- Active: 1943-1944
- Country: New Zealand
- Allegiance: New Zealand
- Branch: Royal New Zealand Air Force
- Role: Bomber
- Motto: Kai-Takitaki
- Equipment: Grumman TBF Avenger
- Engagements: World War II Pacific Theater;

= No. 30 Squadron RNZAF =

No. 30 Squadron RNZAF was a New Zealand light bomber squadron which saw service against the Japanese in the Pacific Theatre during the last two years of the Second World War.

==History==
No.30 Squadron formed on 28 May 1943, being stood up at RNZAF Station Gisborne as an amalgamation of airmen from No. 7 Squadron RNZAF and No. 8 Squadron RNZAF, which had been disbanded following the withdrawal of the Vickers Vildebeest aircraft from service. Flight lieutenant Fred Adams temporarily held command of the Squadron until the following month when Squadron leader Richard Hartshorn took command of the unit. For the first few months the squadron operated North American T-6 Texans and Vickers Vincent aircraft inherited from No.8 Squadron, although would later equip with Grumman TBF Avenger Torpedo bombers.

In 1944 the Squadron, equipped with Avengers, deployed to Luganville Airfield on Espiritu Santo island in the Pacific for operational training with US Navy and USMC units. At this point in the war the need for dedicated torpedo bombers had died down and the 30 Squadron aircrews mainly focused on other forms of anti-ship warfare including dive bombing.

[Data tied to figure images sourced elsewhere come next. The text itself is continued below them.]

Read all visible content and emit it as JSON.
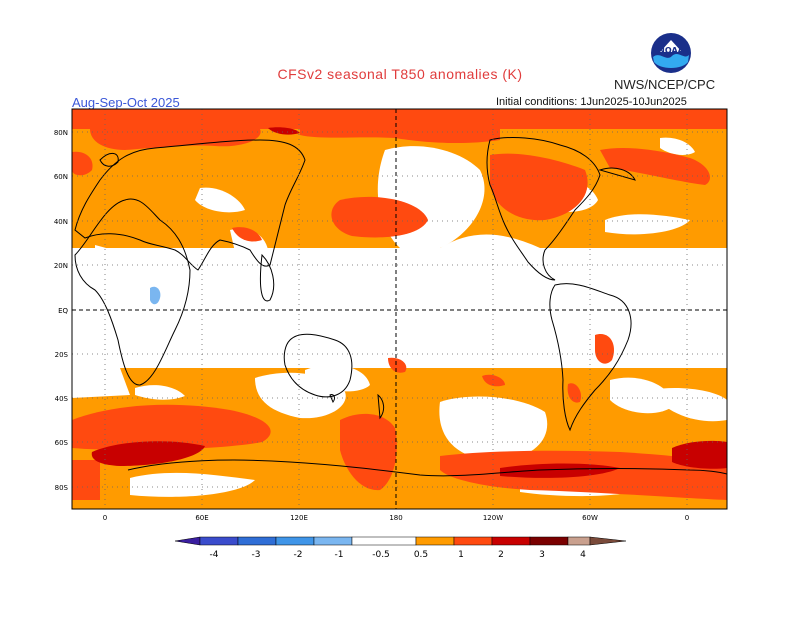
{
  "title": "CFSv2 seasonal T850 anomalies (K)",
  "organization": "NWS/NCEP/CPC",
  "logo_text": "NOAA",
  "period": "Aug-Sep-Oct 2025",
  "initial_conditions": "Initial conditions: 1Jun2025-10Jun2025",
  "lat_labels": [
    "80N",
    "60N",
    "40N",
    "20N",
    "EQ",
    "20S",
    "40S",
    "60S",
    "80S"
  ],
  "lon_labels": [
    "0",
    "60E",
    "120E",
    "180",
    "120W",
    "60W",
    "0"
  ],
  "legend": {
    "labels": [
      "-4",
      "-3",
      "-2",
      "-1",
      "-0.5",
      "0.5",
      "1",
      "2",
      "3",
      "4"
    ],
    "colors": [
      "#3a1ea0",
      "#3a4ccc",
      "#2f6ed6",
      "#3f95e8",
      "#7ab6f0",
      "#ffffff",
      "#ff9b00",
      "#ff4a10",
      "#c80000",
      "#7a0000",
      "#c9a08e",
      "#7a4a3a"
    ]
  },
  "colors": {
    "warm_05_1": "#ff9b00",
    "warm_1_2": "#ff4a10",
    "warm_2_3": "#c80000",
    "cool_05_1": "#7ab6f0",
    "title": "#e03c3c",
    "period": "#3b58d8"
  }
}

By March 1944 the Squadron had deployed further up North to Bougainville, Papua New Guinea in order to take part in operations against Japanese forces in the Pacific Theater. 30 Squadron ground crews arrived at their base on Bougainville, Empress Augusta Bay by 15 March and spent the first week unloading their equipment and improving the base. The Avenger aircraft arrived at the base shortly after, at the base they were also joined by No. 25 Squadron RNZAF flying SBD Dauntless dive bombers.

Shortly after the Squadron started flying operational sorties against Japanese forces from the Island. On 26 March 30 Squadron Avenger's took part in the attack on the Japanese owned Kavieng Airport, New Ireland, alongside American forces.

Until May 1944 the Squadron flew 573 combat sorties against the Japanese forces, losing three aircrews over the course of their deployment. The Squadron was relieved by Avengers and crew from No. 31 Squadron RNZAF and returned to New Zealand before disbanding in July 1944.

==Commanding Officers==
No. 30 Sqn formed at RNZAF Station Gisbrone 4th of June 1943 as
No 30 (Dive-Bomber) Squadron
- Sqn Ldr R. G. Hartshorn (Jun 1943-Apr 1944)
- Sqn Ldr H. N. James (Apr 1944-Jun 1944)
No. 30 Squadron disbanded on the 26th of June 1944

==Surviving Aircraft==
A 30 Squadron Grumman Avenger is preserved by the Gisborne Aviation Preservation Society.